Figma's ecosystem of plugins extends functionality constantly. Integrate with Jira, connect to content management systems, pull data into designs, and automate repetitive tasks. The plugin ecosystem has matured significantly, making Figma less isolated than competing design tools.
Weaknesses
Figma has zero project management capabilities. You cannot track task status, manage timelines, assign work, or see resource allocation in Figma. If your team uses Figma to design but Monday.com to track projects, you must manually sync status between tools. This redundancy creates friction.
Design literacy requirement is real. PMs without design background will struggle to extract maximum value. Understanding layers, components, constraints, and typography helps tremendously. A PM unfamiliar with design fundamentals might miss feedback opportunities or struggle to communicate with designers about file structure.

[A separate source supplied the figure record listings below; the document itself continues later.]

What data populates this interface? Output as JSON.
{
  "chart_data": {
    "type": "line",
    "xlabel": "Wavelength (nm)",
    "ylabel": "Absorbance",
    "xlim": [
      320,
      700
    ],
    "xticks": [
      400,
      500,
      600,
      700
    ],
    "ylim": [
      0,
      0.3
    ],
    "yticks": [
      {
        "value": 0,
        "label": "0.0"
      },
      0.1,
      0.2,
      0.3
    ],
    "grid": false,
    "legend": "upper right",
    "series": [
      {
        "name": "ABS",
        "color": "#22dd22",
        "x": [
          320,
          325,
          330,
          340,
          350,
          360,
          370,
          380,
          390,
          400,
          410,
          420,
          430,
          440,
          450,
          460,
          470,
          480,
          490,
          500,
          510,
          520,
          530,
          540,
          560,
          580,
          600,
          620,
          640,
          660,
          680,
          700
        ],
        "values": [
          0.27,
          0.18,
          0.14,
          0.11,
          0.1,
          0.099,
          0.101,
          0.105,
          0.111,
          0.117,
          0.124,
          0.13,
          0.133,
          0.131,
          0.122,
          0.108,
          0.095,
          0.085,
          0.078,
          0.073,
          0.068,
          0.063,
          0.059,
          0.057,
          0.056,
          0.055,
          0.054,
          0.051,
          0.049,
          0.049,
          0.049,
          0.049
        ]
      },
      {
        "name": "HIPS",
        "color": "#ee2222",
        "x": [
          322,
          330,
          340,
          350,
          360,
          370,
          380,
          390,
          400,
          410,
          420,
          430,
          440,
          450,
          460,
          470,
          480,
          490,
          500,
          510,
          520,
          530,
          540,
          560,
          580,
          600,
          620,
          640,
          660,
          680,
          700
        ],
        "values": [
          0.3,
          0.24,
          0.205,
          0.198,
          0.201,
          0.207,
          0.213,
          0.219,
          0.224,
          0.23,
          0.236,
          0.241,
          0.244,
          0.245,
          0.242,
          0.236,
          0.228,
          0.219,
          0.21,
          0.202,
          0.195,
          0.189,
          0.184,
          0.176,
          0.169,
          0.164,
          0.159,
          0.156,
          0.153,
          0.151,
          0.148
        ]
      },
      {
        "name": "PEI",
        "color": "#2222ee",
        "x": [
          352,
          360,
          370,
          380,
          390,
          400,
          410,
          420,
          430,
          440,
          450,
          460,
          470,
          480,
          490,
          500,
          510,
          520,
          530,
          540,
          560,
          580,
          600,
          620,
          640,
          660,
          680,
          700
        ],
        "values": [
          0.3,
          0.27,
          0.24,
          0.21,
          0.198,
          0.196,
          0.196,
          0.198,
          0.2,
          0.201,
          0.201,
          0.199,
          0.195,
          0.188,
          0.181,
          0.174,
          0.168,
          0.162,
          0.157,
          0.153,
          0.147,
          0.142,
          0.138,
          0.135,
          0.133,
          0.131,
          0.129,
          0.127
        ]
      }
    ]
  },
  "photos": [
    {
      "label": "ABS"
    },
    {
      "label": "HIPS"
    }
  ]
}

Collaboration, while excellent, can become chaotic. Too many stakeholders commenting on a design file creates noise. Design files need intentional access controls and clear feedback protocols. Without discipline, Figma files become comment graveyards.
File organization can degrade quickly. Unlike Monday.com, which enforces structure, Figma allows teams to create files however they want. A growing organization with dozens of designers ends up with hundreds of files scattered across projects. Finding what you need becomes a hunt.

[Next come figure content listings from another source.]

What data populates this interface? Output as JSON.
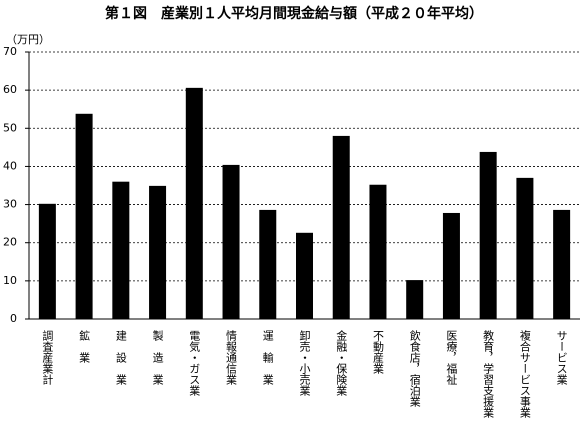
{
  "chart_data": {
    "type": "bar",
    "title": "第１図　産業別１人平均月間現金給与額（平成２０年平均）",
    "y_axis_label": "（万円）",
    "categories": [
      "調査産業計",
      "鉱　業",
      "建　設　業",
      "製　造　業",
      "電気・ガス業",
      "情報通信業",
      "運　輸　業",
      "卸売・小売業",
      "金融・保険業",
      "不動産業",
      "飲食店，宿泊業",
      "医療，福祉",
      "教育，学習支援業",
      "複合サービス事業",
      "サービス業"
    ],
    "values": [
      30.2,
      53.8,
      36.0,
      34.9,
      60.6,
      40.4,
      28.6,
      22.6,
      48.0,
      35.2,
      10.2,
      27.8,
      43.8,
      37.0,
      28.6
    ],
    "color": "#000000",
    "ylim": [
      0,
      70
    ],
    "yticks": [
      0,
      10,
      20,
      30,
      40,
      50,
      60,
      70
    ],
    "grid": true
  }
}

Performance degrades with extremely large files. A design system with hundreds of components, a massive design file with infinite frames, or a design file that's been worked on for two years can become sluggish. The tool is remarkably fast, but it has limits.
Verdict: When to Choose Each
Choose Monday.com if you need a single source of truth for what your team is building and when. Use it when your team spans multiple functions and you're coordinating engineering, design, marketing, and support. Use it when you're building a product roadmap that stakeholders need to understand and reference. Use it when your team is non-technical and needs intuitive interfaces. Use it when you're coordinating vendors, freelancers, or distributed teams who need status visibility. Check out our PM Tool Picker for additional options if Monday.com doesn't quite fit your constraints.
Choose Figma if you're a PM working directly with design teams on product interfaces. Use it when you need to collaborate on visual artifacts and provide real-time feedback. Use it when you're building a design system that will prevent inconsistency across your product. Use it when you want designers to hand off work in a way that engineering can inspect and implement faster. Use it when design is a core differentiator for your product and you need the highest-fidelity collaboration tool available.
The optimal approach for most product teams is using both. Monday.com becomes your weekly standup, your roadmap, your resource allocation tool, and your project dashboard. Figma becomes your design collaboration and specification layer. Link Figma files from Monday.com tasks. Embed Figma prototypes in your roadmap documentation. Use Monday.com to track design review meetings. This separation of concerns keeps both tools focused on what they do best.
If you're trying to decide between multiple tools, reviewing our PM tools directory provides context on other platforms that might fit your specific workflow. The key is choosing tools that complement rather than compete, and that your team will actually use consistently. A tool that's 80% perfect and gets daily adoption beats a tool that's 100% perfect and sits idle.